Fossil discovery reveals earliest evidence of animals with muscles

Aug 28th, 2014

Kelly Foss

Fossil discovery reveals earliest evidence of animals with muscles

A fossil discovered in Newfoundland and Labrador may contain one of the first animals on earth and, quite possibly, the oldest evidence of muscle tissue ever recorded.

Dr. Alex Liu holds a PhD from the Department of Earth Sciences at Oxford University, and was lead author on a paper published in August in the journal Proceedings of the Royal Society B. He discovered the fossil just over five years ago on the Bonavista Peninsula.

Professor Duncan McIlroy of the Department of Earth Sciences at Memorial University, co-supervised Dr. Liu with Professor Martin Brasier, an adjunct professor at Memorial who is based out of the University of Oxford. They also co-authored the paper along with two other co-supervised graduate students.

“These rocks have been known about since the mid-60s. But there are still things lots of things to be discovered if you know what you are looking for,” said Professor McIlroy. “During his time at Memorial as a visiting student, Alex found some fossil trails at Mistaken Point. That implied the presence of animals that could move, which in turn implies the presence of muscles since you need at least some degree of muscular control in order to move. The question, then, became what actually made those trails?”

Professor McIlroy says their first thought was that the trails were made sea anemones, fairly simple organisms that they found could produce similar trails in the lab. But they had no direct proof. Then this new discovery was made.

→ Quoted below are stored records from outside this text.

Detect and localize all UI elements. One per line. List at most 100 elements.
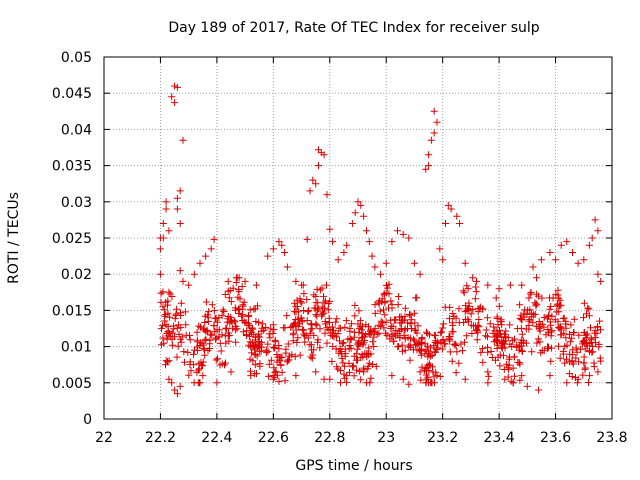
data-point bbox=[346, 325, 354, 333]
data-point bbox=[510, 353, 518, 361]
data-point bbox=[417, 351, 425, 359]
y-axis-label: ROTI / TECUs bbox=[6, 192, 22, 284]
data-point bbox=[517, 311, 525, 319]
data-point bbox=[596, 317, 604, 325]
data-point bbox=[369, 338, 377, 346]
data-point bbox=[281, 249, 289, 256]
y-tick-label: 0.02 bbox=[61, 267, 92, 283]
data-point bbox=[224, 332, 232, 340]
data-point bbox=[258, 324, 266, 332]
data-point bbox=[518, 372, 526, 380]
data-point bbox=[399, 230, 407, 238]
data-point bbox=[401, 316, 408, 324]
data-point bbox=[231, 304, 239, 312]
data-point bbox=[518, 316, 526, 324]
data-point bbox=[321, 297, 329, 305]
data-point bbox=[186, 332, 193, 339]
data-point bbox=[196, 259, 204, 267]
data-point bbox=[305, 307, 313, 314]
data-point bbox=[363, 227, 370, 235]
data-point bbox=[166, 333, 174, 341]
data-point bbox=[363, 379, 370, 387]
data-point bbox=[172, 310, 180, 318]
data-point bbox=[292, 303, 300, 311]
data-point bbox=[307, 341, 315, 349]
data-point bbox=[255, 338, 263, 345]
data-point bbox=[442, 220, 449, 227]
data-point bbox=[501, 344, 509, 352]
data-point bbox=[177, 324, 185, 332]
data-point bbox=[301, 338, 309, 346]
data-point bbox=[271, 344, 279, 352]
data-point bbox=[569, 249, 576, 256]
data-point bbox=[430, 331, 438, 339]
x-tick-labels: 22 22.2 22.4 22.6 22.8 23 23.2 23.4 23.6 23.8 bbox=[95, 430, 628, 446]
data-point bbox=[303, 235, 311, 243]
data-point bbox=[252, 281, 260, 289]
data-point bbox=[224, 277, 232, 285]
data-point bbox=[431, 379, 438, 387]
data-point bbox=[227, 298, 235, 306]
data-point bbox=[240, 298, 248, 306]
data-point bbox=[430, 107, 438, 115]
data-point bbox=[164, 309, 172, 317]
data-point bbox=[585, 372, 593, 380]
data-point bbox=[222, 359, 229, 367]
data-point bbox=[162, 198, 170, 206]
data-point bbox=[349, 362, 357, 370]
data-point bbox=[438, 328, 445, 336]
data-point bbox=[356, 323, 364, 331]
data-point bbox=[215, 314, 223, 322]
data-point bbox=[309, 176, 317, 184]
data-point bbox=[468, 330, 476, 337]
data-point bbox=[171, 315, 179, 323]
data-point bbox=[371, 309, 379, 317]
data-point bbox=[568, 357, 576, 365]
data-point bbox=[495, 285, 503, 293]
data-point bbox=[356, 325, 363, 333]
data-point bbox=[300, 290, 308, 298]
data-point bbox=[320, 292, 327, 300]
data-point bbox=[284, 340, 292, 348]
data-point bbox=[484, 281, 492, 289]
data-point bbox=[591, 216, 599, 224]
data-point bbox=[176, 220, 184, 227]
data-point bbox=[424, 361, 432, 369]
data-point bbox=[467, 310, 475, 318]
data-point bbox=[401, 304, 409, 312]
data-point bbox=[580, 359, 588, 367]
x-tick-label: 22.8 bbox=[314, 430, 345, 446]
data-point bbox=[271, 336, 279, 344]
data-point bbox=[487, 348, 495, 355]
data-point bbox=[522, 339, 530, 347]
data-point bbox=[439, 337, 447, 345]
data-point bbox=[526, 316, 534, 323]
data-point bbox=[184, 348, 192, 356]
data-point bbox=[278, 368, 286, 376]
data-point bbox=[316, 344, 324, 352]
data-point bbox=[294, 315, 302, 323]
data-point bbox=[210, 307, 218, 315]
data-point bbox=[557, 301, 565, 309]
data-point bbox=[269, 330, 277, 337]
data-point bbox=[513, 325, 521, 333]
data-point bbox=[333, 363, 341, 371]
data-point bbox=[312, 304, 320, 312]
data-point bbox=[549, 294, 557, 302]
x-tick-label: 23.4 bbox=[484, 430, 515, 446]
data-point bbox=[502, 327, 510, 335]
data-point bbox=[294, 334, 302, 342]
data-point bbox=[247, 343, 255, 351]
data-point bbox=[253, 370, 260, 378]
grid-lines bbox=[104, 57, 612, 419]
data-point bbox=[452, 342, 460, 349]
data-point bbox=[180, 348, 188, 356]
data-point bbox=[270, 364, 278, 372]
data-point bbox=[568, 351, 576, 359]
data-point bbox=[529, 263, 537, 271]
data-point bbox=[199, 372, 207, 380]
y-tick-label: 0.005 bbox=[52, 376, 92, 392]
data-point bbox=[222, 324, 230, 332]
data-point bbox=[302, 331, 310, 339]
data-point bbox=[406, 311, 413, 318]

“The preservation of this fossil shows very fine details and looks like nothing I’ve ever seen before, and there are many fossils preserved in the rocks at Mistaken Point and elsewhere in the region. It simply resembles none of the known Ediacaran fossils, most of which have a fractal-like organization of frond-like elements.”

The new fossil, named Haootiaquadriformis, is made up of bundles of fibres in a four-fold symmetrical arrangement, and is similar to modern animals from the cnidarian group (which includes corals, sea anemones and jellyfish). The Memorial and Oxford researchers debated the findings and eventually agreed it was an early stauromedusan cnidarian, and that the bundles represent muscle tissue. Stuaromedusans look a little like upside-down jellyfish on a stalk.

“Cnidarians are actually quite low down on the evolutionary tree and are some of the simplest animals that we have, so it's not completely out of the realm of possibility that stauromedusans would be among the earliest muscular organisms,” said Prof. McIlroy.

The finding is such an important one because historically it was thought that the origin, evolution and spread of animals began during the Cambrian period, 541 million years ago. But these fossils date back to the earlier Ediacaran period, which was approximately 560 million years ago.

“The first person to tackle this was Darwin. He noticed that right before Cambrian period, you have rocks with essential no fossils in them, and then suddenly there are rocks teeming with all kinds of animals; by the end of the Cambrian basically all the modern groups had evolved,” said Prof. McIlroy. “People call that the “Cambrian Explosion.” The question has always been, did animals all of a sudden evolve, and then rapidly diversify into a plethora of different groups, or were there animals further back but they were missing from the fossil record?”

Prof. McIlroy’s group has previously documented the earliest fossil trails at Mistaken Point has demonstrated to many that animals did indeed originate much further back than previously believed, and this new fossil also seems to confirm that theory.

Funding for this research was provided by the Natural Environment Research Council, The Natural Sciences and Engineering Research Council of Canada, the Burdett Coutts Fund of the University of Oxford, the National Geographic Global Exploration Fund, and a Canada Research Chair to Prof. McIlroy.